Beneath the Sleight of Hand
All of this would be comic, for its obvious power grab by a billionaire who claimed to speak for Americans desperate for decent-paying jobs — if it were not so serious. Yes, the new President-elect is brilliant with sleight-of-hand distractions: Ivanka’s alleged interest in climate change to meeting with Al Gore. But make no mistake: We are witnessing a brazen assault on the science and, more fundamentally, the reality of climate change.
This is happening despite the fact that most nations have committed to take climate action; most Americans want the government to take climate action; and hundreds of leading businesses (outside the fossil fuel industry) recognize climate action as necessary because the alternative comes with too heavy a price tag.
All of this, like the sudden broadside attacks on so many other fronts in our nation, has left me swimming in a turbulent sea of confusion, depression, fear, anger, and hope for a miracle, for a chance to wake from what seems like a very bad dream. In large part, it has felt paralyzing. Almost everyone I know has felt this way.
Beyond the Shock and Confusion
But it’s time for us to emerge from our shock and confusion. It is time, I believe, for the majority of Americans to now face and engage their anger. Not fear. Not hope. Not this time. But anger.

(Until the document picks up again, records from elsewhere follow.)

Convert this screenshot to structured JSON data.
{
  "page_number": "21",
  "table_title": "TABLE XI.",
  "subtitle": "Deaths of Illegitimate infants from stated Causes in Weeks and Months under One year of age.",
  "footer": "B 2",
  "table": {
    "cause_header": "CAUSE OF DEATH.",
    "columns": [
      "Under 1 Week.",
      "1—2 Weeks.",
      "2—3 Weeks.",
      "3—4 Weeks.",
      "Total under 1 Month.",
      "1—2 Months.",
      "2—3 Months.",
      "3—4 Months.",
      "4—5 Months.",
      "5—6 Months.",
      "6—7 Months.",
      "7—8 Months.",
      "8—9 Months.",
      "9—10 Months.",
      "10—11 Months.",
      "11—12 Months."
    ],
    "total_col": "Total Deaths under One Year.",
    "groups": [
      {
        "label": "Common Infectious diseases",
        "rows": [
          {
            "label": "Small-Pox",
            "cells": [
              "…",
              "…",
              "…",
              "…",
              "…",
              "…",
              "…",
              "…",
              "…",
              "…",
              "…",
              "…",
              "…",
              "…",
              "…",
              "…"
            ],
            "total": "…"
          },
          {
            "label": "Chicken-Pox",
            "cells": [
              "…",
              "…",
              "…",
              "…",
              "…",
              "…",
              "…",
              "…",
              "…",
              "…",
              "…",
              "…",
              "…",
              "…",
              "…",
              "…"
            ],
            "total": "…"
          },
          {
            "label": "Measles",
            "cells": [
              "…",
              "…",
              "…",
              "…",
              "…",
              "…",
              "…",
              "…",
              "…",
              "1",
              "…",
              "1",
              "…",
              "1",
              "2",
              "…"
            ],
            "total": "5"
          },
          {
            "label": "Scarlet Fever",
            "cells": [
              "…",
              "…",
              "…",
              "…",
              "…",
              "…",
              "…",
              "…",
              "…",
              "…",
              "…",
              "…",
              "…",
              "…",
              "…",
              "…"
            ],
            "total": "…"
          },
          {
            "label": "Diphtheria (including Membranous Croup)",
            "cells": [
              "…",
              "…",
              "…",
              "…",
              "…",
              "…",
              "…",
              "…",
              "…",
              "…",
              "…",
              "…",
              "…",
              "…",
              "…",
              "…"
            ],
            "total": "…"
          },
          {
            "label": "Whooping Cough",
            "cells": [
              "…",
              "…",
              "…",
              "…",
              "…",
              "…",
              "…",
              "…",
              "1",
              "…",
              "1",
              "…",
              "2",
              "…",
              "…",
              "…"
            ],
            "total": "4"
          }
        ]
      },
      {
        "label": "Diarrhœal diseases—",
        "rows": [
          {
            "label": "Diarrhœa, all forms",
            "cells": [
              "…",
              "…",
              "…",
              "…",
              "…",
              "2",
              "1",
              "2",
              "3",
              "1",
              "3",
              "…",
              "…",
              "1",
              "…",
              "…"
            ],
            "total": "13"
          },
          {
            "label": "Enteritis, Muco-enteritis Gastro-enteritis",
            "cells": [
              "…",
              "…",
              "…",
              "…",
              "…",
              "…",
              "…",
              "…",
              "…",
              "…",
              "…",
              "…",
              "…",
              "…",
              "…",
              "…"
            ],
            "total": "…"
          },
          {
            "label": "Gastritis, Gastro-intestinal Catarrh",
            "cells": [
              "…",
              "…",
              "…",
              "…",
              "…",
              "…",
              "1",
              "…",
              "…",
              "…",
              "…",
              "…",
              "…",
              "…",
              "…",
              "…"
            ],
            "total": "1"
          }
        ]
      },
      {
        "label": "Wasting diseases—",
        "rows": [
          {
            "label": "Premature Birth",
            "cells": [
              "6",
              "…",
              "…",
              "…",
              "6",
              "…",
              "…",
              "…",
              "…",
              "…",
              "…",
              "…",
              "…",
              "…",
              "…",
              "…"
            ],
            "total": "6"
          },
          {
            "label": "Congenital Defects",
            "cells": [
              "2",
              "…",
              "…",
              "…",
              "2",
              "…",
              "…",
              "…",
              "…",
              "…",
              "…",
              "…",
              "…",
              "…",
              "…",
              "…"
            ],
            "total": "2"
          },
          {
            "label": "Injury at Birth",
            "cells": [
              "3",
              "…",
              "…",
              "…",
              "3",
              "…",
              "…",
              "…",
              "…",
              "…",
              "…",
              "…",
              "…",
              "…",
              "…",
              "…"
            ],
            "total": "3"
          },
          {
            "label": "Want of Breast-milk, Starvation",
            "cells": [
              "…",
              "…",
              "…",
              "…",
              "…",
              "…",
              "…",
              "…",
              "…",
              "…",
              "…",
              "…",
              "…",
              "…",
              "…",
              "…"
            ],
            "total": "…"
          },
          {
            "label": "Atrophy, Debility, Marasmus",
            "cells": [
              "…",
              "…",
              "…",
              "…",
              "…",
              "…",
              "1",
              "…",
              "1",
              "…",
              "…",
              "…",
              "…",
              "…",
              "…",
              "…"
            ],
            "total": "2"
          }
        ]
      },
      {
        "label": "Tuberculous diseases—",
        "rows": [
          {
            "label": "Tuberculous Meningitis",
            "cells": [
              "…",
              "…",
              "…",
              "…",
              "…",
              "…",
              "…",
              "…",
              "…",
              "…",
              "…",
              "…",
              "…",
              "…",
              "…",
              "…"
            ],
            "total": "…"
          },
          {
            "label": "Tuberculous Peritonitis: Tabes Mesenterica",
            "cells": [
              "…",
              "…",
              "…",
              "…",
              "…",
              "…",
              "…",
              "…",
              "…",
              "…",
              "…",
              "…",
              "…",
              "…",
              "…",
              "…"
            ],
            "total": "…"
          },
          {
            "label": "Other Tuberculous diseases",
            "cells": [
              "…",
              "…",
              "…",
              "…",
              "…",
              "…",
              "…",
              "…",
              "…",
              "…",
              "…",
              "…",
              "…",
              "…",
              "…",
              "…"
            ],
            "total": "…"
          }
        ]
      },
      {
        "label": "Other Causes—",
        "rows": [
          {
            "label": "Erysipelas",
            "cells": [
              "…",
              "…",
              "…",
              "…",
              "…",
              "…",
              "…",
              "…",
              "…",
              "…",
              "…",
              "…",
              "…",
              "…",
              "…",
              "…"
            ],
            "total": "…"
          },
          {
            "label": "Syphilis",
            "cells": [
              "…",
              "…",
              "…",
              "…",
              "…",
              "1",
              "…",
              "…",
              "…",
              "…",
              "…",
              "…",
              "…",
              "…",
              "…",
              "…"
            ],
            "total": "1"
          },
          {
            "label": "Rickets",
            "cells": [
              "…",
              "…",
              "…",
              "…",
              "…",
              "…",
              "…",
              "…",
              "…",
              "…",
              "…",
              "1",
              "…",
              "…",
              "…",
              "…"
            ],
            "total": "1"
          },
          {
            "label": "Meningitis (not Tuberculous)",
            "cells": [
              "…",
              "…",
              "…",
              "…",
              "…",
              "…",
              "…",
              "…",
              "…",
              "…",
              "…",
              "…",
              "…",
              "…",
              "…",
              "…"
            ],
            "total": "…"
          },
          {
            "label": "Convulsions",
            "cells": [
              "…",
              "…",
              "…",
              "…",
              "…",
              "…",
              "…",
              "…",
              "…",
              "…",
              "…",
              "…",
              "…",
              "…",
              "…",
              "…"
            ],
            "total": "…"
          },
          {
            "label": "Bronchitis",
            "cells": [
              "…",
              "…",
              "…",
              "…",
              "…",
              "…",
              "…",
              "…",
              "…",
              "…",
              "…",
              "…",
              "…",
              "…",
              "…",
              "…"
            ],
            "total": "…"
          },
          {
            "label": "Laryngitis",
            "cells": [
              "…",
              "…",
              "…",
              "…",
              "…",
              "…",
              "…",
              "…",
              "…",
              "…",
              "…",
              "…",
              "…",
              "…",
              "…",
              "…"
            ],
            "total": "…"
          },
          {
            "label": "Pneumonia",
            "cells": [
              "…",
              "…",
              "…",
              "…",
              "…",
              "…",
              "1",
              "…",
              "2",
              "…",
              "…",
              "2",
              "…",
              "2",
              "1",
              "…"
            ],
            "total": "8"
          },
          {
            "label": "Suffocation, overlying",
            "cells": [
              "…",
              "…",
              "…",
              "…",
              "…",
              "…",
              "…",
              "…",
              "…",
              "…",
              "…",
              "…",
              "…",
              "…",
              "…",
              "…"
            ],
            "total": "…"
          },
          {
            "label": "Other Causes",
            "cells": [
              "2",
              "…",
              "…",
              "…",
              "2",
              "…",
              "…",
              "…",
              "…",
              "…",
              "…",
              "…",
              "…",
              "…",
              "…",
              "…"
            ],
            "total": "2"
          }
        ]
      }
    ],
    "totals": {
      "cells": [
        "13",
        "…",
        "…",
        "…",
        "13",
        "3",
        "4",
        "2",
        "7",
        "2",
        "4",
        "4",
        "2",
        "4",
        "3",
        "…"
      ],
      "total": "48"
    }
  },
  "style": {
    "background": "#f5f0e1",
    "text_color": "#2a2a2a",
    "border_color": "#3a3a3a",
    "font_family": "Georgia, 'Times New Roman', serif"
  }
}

As someone who has spent much of my life in uncomfortable relationship to other people’s anger, I hasten to add: I do not advocate lashing out at the President-elect or his supporters. To feel angry is not to act in ways we abhor. There is, or should be, a pause between feeling angry and acting on the information it gives us.
And that critical pause has shown me that, beyond a shadow of a doubt, the President-elect’s disregard for truth, public opinion, equality, civil society, and the moral imperative of climate action in America is dead wrong and must be resisted.
We must never forget: The majority of Americans did not vote for the President-elect. We are the dominant culture in this country. And, as parents, we must stand up for what is right as we never have before. For the natural world and the 7.4 billion humans who depend upon it, especially children. For racial, ethnic, gender, and economic justice. For Muslims, Mexicans, and good people being targeted by hatred and prejudice. For the America we know and love.
How we do this, as individuals and a society, may not yet be apparent. But it will become so — as long as we don’t disregard the truth of what we feel right now, and of what we truly believe in. Holding our breath, averting our eyes, distracting ourselves through one means or another would only surrender our children’s future, and the future of this planet, to the bullies of the world. And that, especially now, we cannot do.